I originally drafted a version of this article in August, but decided not to post it because I didn’t want my blog to be political commentary. However, given the shocking election results and the epic failure of the political polling/predictive analytics industries I couldn’t resist sharing my thoughts on the matter. As a data scientist, I have been watching this election with a lot of anticipation and curiosity. Back in August, my original draft was entitled “What happens to Data Science if Trump wins?” and in it, I wrote some thoughts about what the impact would be to the data science world if Trump won. The main premise was that a Trump victory would be disruptive in how political campaigns are run and most importantly, how the analytics used to measure political campaigns would be called into question. I also thought that the value of the super-creepy targeted advertising that Facebook and other social media sites are using might get called into question. But more on that later… Lastly, I’m attempting to write this article without infusing my own political opinions into the central arguments. If I am successful, the reader will have no idea what my political views are.

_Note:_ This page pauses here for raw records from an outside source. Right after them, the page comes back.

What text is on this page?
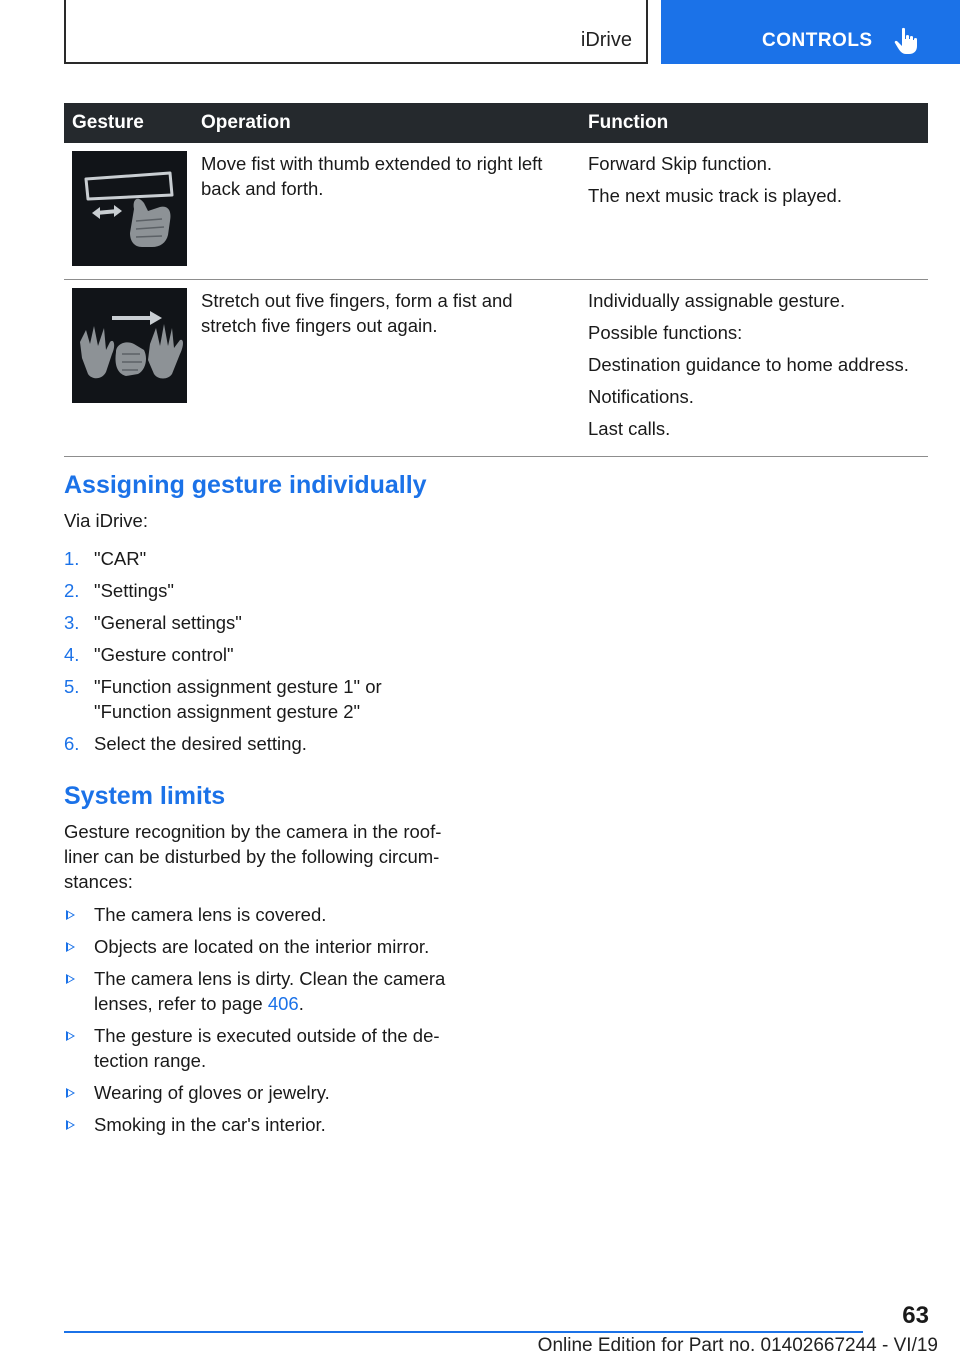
iDrive	CONTROLS
Gesture	Operation	Function

	Move fist with thumb extended to right left back and forth.	Forward Skip function.

The next music track is played.

	Stretch out five fingers, form a fist and stretch five fingers out again.	Individually assignable gesture.

Possible functions:

Destination guidance to home address.

Notifications.

Last calls.

Assigning gesture individually

Via iDrive:

1. "CAR"
2. "Settings"
3. "General settings"
4. "Gesture control"
5. "Function assignment gesture 1" or "Function assignment gesture 2"
6. Select the desired setting.
System limits

Gesture recognition by the camera in the roof‐ liner can be disturbed by the following circum‐ stances:

The camera lens is covered.
Objects are located on the interior mirror.
The camera lens is dirty. Clean the camera lenses, refer to page 406.
The gesture is executed outside of the de‐ tection range.
Wearing of gloves or jewelry.
Smoking in the car's interior.
63
Online Edition for Part no. 01402667244 - VI/19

Ultimately, there are two questions which need answers:
- How is it that nearly every reputable news source and polling agency incorrectly predicted the election results?
- How can data science be used to avoid repeated errors of this scale?
The first point really bears some fleshing out. It wasn’t just that everyone predicted a Clinton victory, it was that nearly every source–including the vaulted Nate Silver–predicted a massive Clinton victory.
For this discussion, I will presuppose–perhaps naively–that the pollsters and other political analytic professionals are not themselves biased and are in fact trying to give an accurate prediction as possible and not allowing their own opinions about the candidates influence their analysis. With that said, I hypothesize that this election was a perfect storm of polling biases, groupthink, and poor use of data that in the end resulted in the massive failures that occurred on election day.